Mr Joske has worked at Swinburne’s PAVE since 2019, teaching the short course ‘2 Days to BIM‘ for those with industry experience and the Associate Degree of Applied Technologies – Building Information Modelling, which provides students with in-depth knowledge of the role of BIM and digital engineering.
The intricacies of BIM
‘The analogy that likens movie tropes to the construction industry is just one strategy that helps students better understand the role of BIM and digital engineering,’ Mr Joske says.
BIM makes digital data and 3D models work together, with many technical advantages and challenges. Virtual reality, coordinating and clash detecting complex structural and services, simulating construction sequences and mapping pedestrian movement are just some of the opportunities that BIM provides.
BIM enables a ‘golden thread’ of structured and validated information into the operational phase of our buildings and infrastructure.
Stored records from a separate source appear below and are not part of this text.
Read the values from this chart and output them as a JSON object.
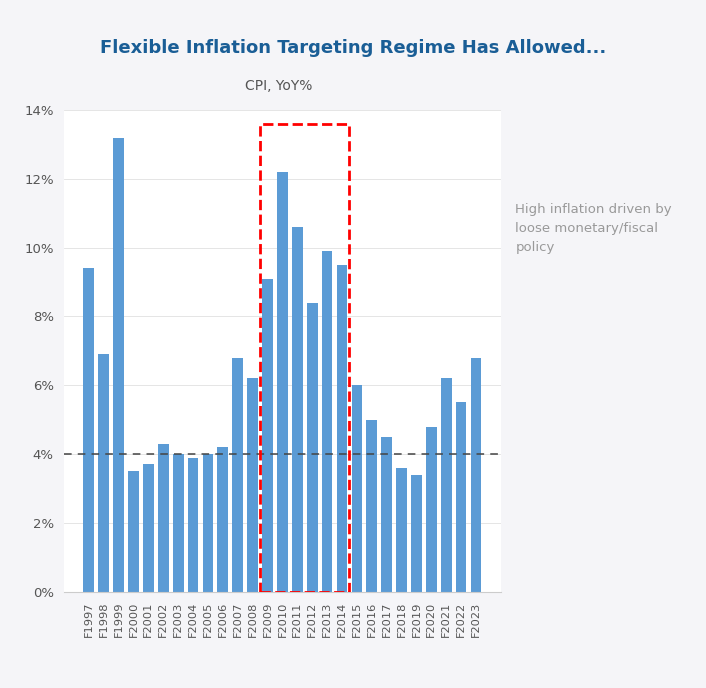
{
  "title": "Flexible Inflation Targeting Regime Has Allowed...",
  "subtitle": "CPI, YoY%",
  "years": [
    "F1997",
    "F1998",
    "F1999",
    "F2000",
    "F2001",
    "F2002",
    "F2003",
    "F2004",
    "F2005",
    "F2006",
    "F2007",
    "F2008",
    "F2009",
    "F2010",
    "F2011",
    "F2012",
    "F2013",
    "F2014",
    "F2015",
    "F2016",
    "F2017",
    "F2018",
    "F2019",
    "F2020",
    "F2021",
    "F2022",
    "F2023"
  ],
  "values": [
    9.4,
    6.9,
    13.2,
    3.5,
    3.7,
    4.3,
    4.0,
    3.9,
    4.0,
    4.2,
    6.8,
    6.2,
    9.1,
    12.2,
    10.6,
    8.4,
    9.9,
    9.5,
    6.0,
    5.0,
    4.5,
    3.6,
    3.4,
    4.8,
    6.2,
    5.5,
    6.8
  ],
  "bar_color": "#5B9BD5",
  "highlight_indices": [
    12,
    13,
    14,
    15,
    16,
    17
  ],
  "dashed_line_y": 4.0,
  "dashed_line_color": "#444444",
  "annotation_text": "High inflation driven by\nloose monetary/fiscal\npolicy",
  "annotation_color": "#999999",
  "title_color": "#1A5E96",
  "title_fontsize": 13,
  "subtitle_color": "#555555",
  "subtitle_fontsize": 10,
  "title_bg_color": "#EEF0F5",
  "background_color": "#F5F5F8",
  "plot_background": "#FFFFFF",
  "ylim": [
    0,
    14
  ],
  "yticks": [
    0,
    2,
    4,
    6,
    8,
    10,
    12,
    14
  ],
  "ytick_labels": [
    "0%",
    "2%",
    "4%",
    "6%",
    "8%",
    "10%",
    "12%",
    "14%"
  ]
}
The phrase ‘golden thread’ was central to the ‘Building a Safer Future’ report released after the 2017 Grenfell Tower fire in London that recommended BIM to manage the digital records of buildings and make safety information accessible.
A basic concept of BIM, digital data and 3D models interrelate to deliver the right information to the right people at the right time.
Creating the next BIM specialists
Many tools for BIM have already been adopted in the industry, but due to its complexity there are still many challenges ahead, Mr Joske believes. ‘The solutions to those challenges will rely on leadership, digital literacy, consistency and an approach to broadening knowledge and skills.’
He says that higher education and vocational courses are ‘critical’ in fostering digitally literate, future workers. These courses need to extend beyond the ‘technical’ solutions and include aspects of leadership and change management, like Swinburne’s.
‘The future of our industry places far greater value and dependence on data, and this is impacting all aspects of the construction industry in some way,’ he says. ‘My role gives me the opportunity to learn from others while passing on my knowledge which is always rewarding.’